Abstract

Objectives. To evaluate the impact of maternal body mass index (BMI) as well as maternal ethnicity on the detection of either echogenic intra-cardiac focus (EIF) or echogenic bowel (EB).Methods. This prospective study identified 74 uncomplicated singleton fetuses in which EIF and/or EB were detected between 18 and 21 weeks of gestation (i.e. study group). Seventy four consecutively scanned fetuses without EIF or EB, at the same gestational age, were selected as controls. The differences in maternal BMI and maternal ethnicity were compared between the two groups using the χ2 test, Fisher's exact test, and the Student t-test. A multivariable logistic regression model was constructed to control for confounders. Odds ratios (OR) and their 95% confidence interval (CI) were computed.Results. The mean maternal BMI was significantly lower in the study group as compared to controls (22.9 ± 3.1 vs. 28.0 ± 7.5 kg/m2, respectively; p < 0.0001). Patients with fetal EIF and/or EB were significantly more likely to be Asians (20.3% vs. 5.4%, OR = 4.5; 95% CI 1.3–16.9). Using a multivariable analysis, controlling for ethnicity, the association between maternal BMI and fetal EIF or EB remained significant (OR = 0.83; 95% CI 0.76–0.91).
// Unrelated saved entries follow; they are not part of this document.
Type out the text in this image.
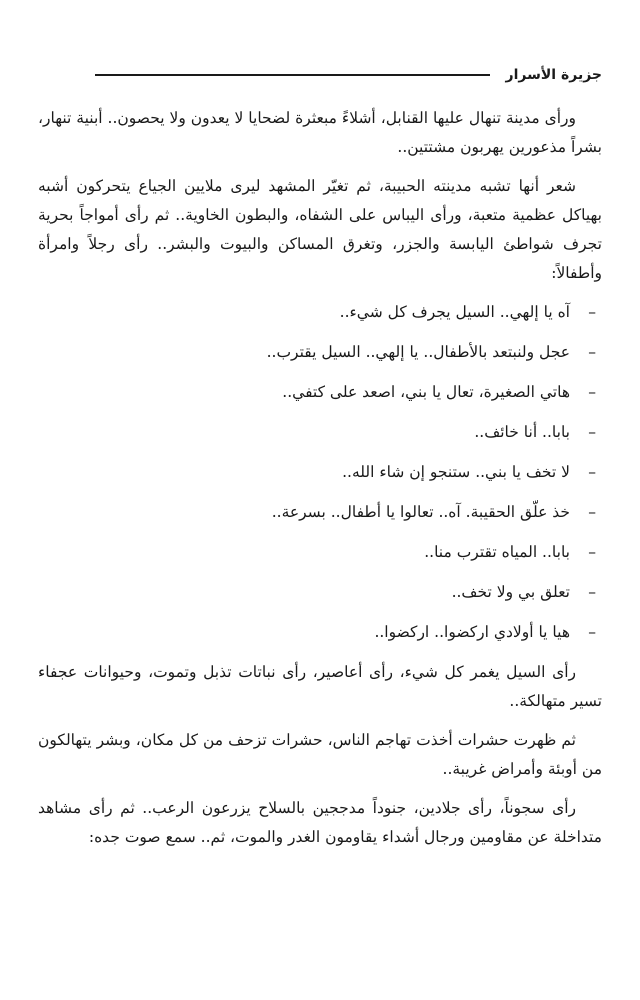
جزيرة الأسرار

ورأى مدينة تنهال عليها القنابل، أشلاءً مبعثرة لضحايا لا يعدون ولا يحصون.. أبنية تنهار، بشراً مذعورين يهربون مشتتين..

شعر أنها تشبه مدينته الحبيبة، ثم تغيّر المشهد ليرى ملايين الجياع يتحركون أشبه بهياكل عظمية متعبة، ورأى اليباس على الشفاه، والبطون الخاوية.. ثم رأى أمواجاً بحرية تجرف شواطئ اليابسة والجزر، وتغرق المساكن والبيوت والبشر.. رأى رجلاً وامرأة وأطفالاً:

–
آه يا إلهي.. السيل يجرف كل شيء..
–
عجل ولنبتعد بالأطفال.. يا إلهي.. السيل يقترب..
–
هاتي الصغيرة، تعال يا بني، اصعد على كتفي..
–
بابا.. أنا خائف..
–
لا تخف يا بني.. ستنجو إن شاء الله..
–
خذ علّق الحقيبة. آه.. تعالوا يا أطفال.. بسرعة..
–
بابا.. المياه تقترب منا..
–
تعلق بي ولا تخف..
–
هيا يا أولادي اركضوا.. اركضوا..

رأى السيل يغمر كل شيء، رأى أعاصير، رأى نباتات تذبل وتموت، وحيوانات عجفاء تسير متهالكة..

ثم ظهرت حشرات أخذت تهاجم الناس، حشرات تزحف من كل مكان، وبشر يتهالكون من أوبئة وأمراض غريبة..

رأى سجوناً، رأى جلادين، جنوداً مدججين بالسلاح يزرعون الرعب.. ثم رأى مشاهد متداخلة عن مقاومين ورجال أشداء يقاومون الغدر والموت، ثم.. سمع صوت جده:
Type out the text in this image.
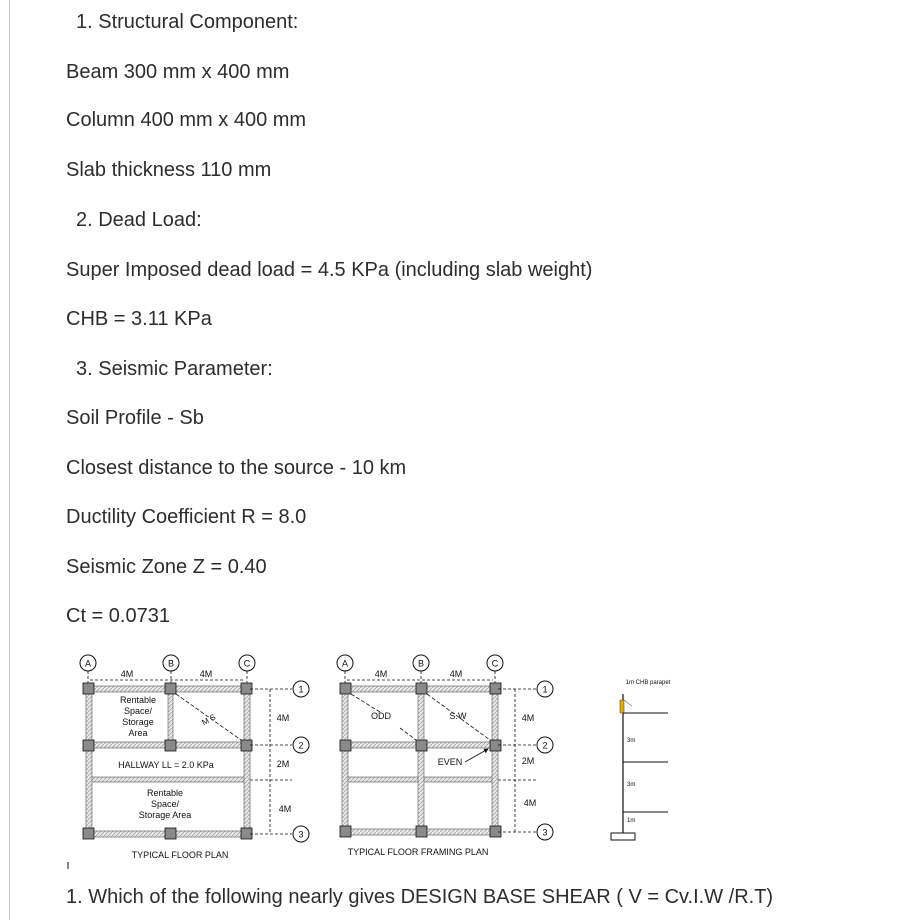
1. Structural Component:
Beam 300 mm x 400 mm
Column 400 mm x 400 mm
Slab thickness 110 mm
2. Dead Load:
Super Imposed dead load = 4.5 KPa (including slab weight)
CHB = 3.11 KPa
3. Seismic Parameter:
Soil Profile - Sb
Closest distance to the source - 10 km
Ductility Coefficient R = 8.0
Seismic Zone Z = 0.40
Ct = 0.0731
A	B	C
4M	4M
M S
Rentable
Space/
Storage
Area
HALLWAY LL = 2.0 KPa
Rentable
Space/
Storage Area
4M
2M
4M
1
2
3
TYPICAL FLOOR PLAN
A	B	C
4M	4M
ODD	S.W
EVEN
4M
2M
4M
1
2
3
TYPICAL FLOOR FRAMING PLAN
1m CHB parapet
3m
3m
1m
1. Which of the following nearly gives DESIGN BASE SHEAR ( V = Cv.I.W /R.T)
However, based on this model Asian ethnicity was not an independent risk factor for the detection of EIF and/or EB (OR = 2.6; 95% CI 0.8–8.9).Conclusions. Our data suggests an inverse relationship between the maternal BMI and the detection of fetal EIF and/or EB. Moreover, it appears that low maternal BMI, and not Asian ethnicity, is an independent risk factor for the detection of these echogenic fetal findings.